Understanding error estimation used in mcmc package

时间:2019-03-19 15:06:40

标签: r bayesian mcmc

I am looking at the MCMC Example tutorial from the package mcmc in R. The code below is given there, where MCMC is used to compute the parameters in a logistic regression example.

library(mcmc) 

data(logit)
foo <- logit

out <- glm(y ~ x1 + x2 + x3 + x4, data = foo, family = binomial())

x <- foo
x$y <- NULL 
x <- as.matrix(x)
x <- cbind(1, x)
dimnames(x) <- NULL
y <- foo$y

lupost <- function(beta, x, y){
  eta <- x %*% beta
  p <- 1/(1 + exp(-eta))

  logl <- sum(log(p[y == 1])) + sum(log(1-p[y == 0]))

  return(logl + sum(dnorm(beta, 0, 2, log = TRUE)))
}

set.seed(42)
beta.init <- as.numeric(coefficients(out))
out <- metrop(lupost, beta.init, 1000, x=x, y = y)
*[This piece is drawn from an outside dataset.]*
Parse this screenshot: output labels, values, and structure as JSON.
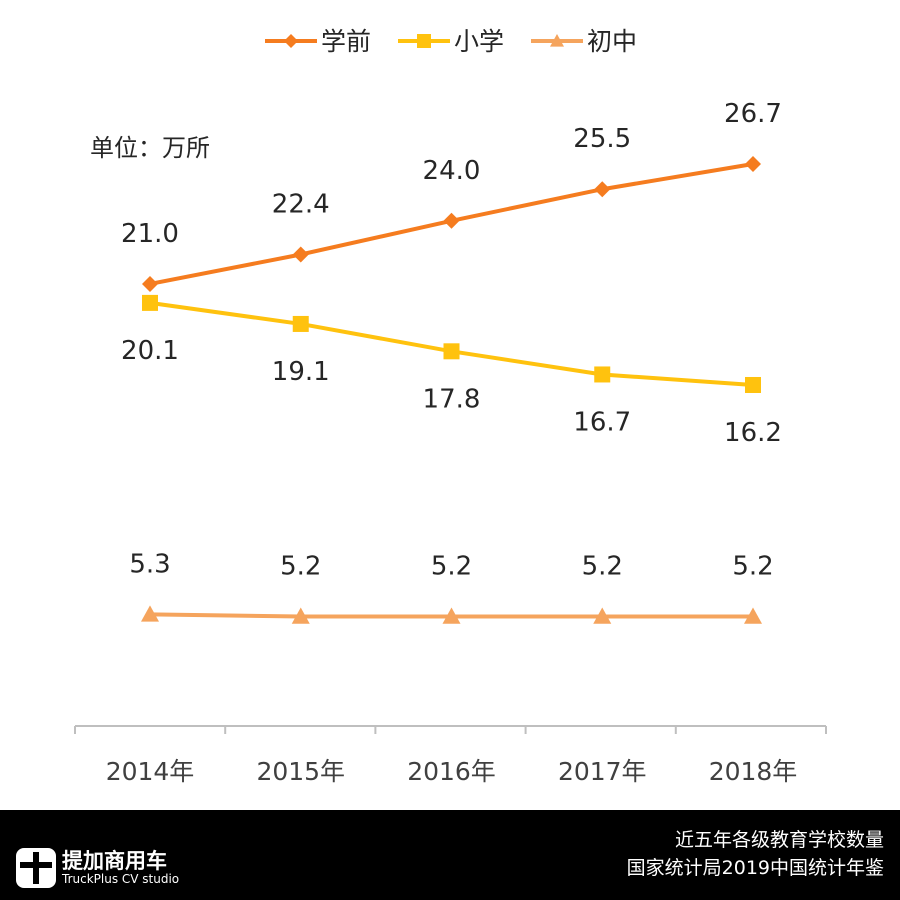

The idea is to compute the standard Monte Carlo error. Therefore

> apply(out$batch, 2, mean)
[1] 0.6531950 0.7920342 1.1701075 0.5077331 0.7488265
[6] 0.5145751 0.7560775 1.4973807 0.3913837 0.7244162

is used. My question is, what is the meaning of the final 5 columns in the output of this command? The tutorial states that it is somehow E(X^2). But in which line is X generated? What is X here?

1 个答案:

答案 0 :(得分:1)

如果仅运行您在上面的问题中发布的代码,那么我只会得到5个数字:

tk.call

您所遵循的“教程”似乎是apply(out$batch, 2, mean) # [1] 0.5990174 0.8027482 1.1539329 0.4547702 0.7172724 小插图。该小插图完成了您在上面发布的所有步骤,然后还会计算

mcmc::demo

跟着

out <- metrop(out, nbatch = 100, blen = 100, outfun = function(z) c(z, z^2))

在这里您可以看到apply(out$batch, 2, mean) # [1] 0.6531950 0.7920342 1.1701075 0.5077331 0.7488265 # [6] 0.5145751 0.7560775 1.4973807 0.3913837 0.7244162 正在计算X和X ^ 2,并且使用outfun取平均值时,您可以获得E [X]和E [X ^ 2]的估计。

此处的X似乎来自模型参数(β)的后验分布。请注意,贝叶斯后均值(前5个数字)与代码第四行中用apply()计算的非贝叶斯点估计非常接近。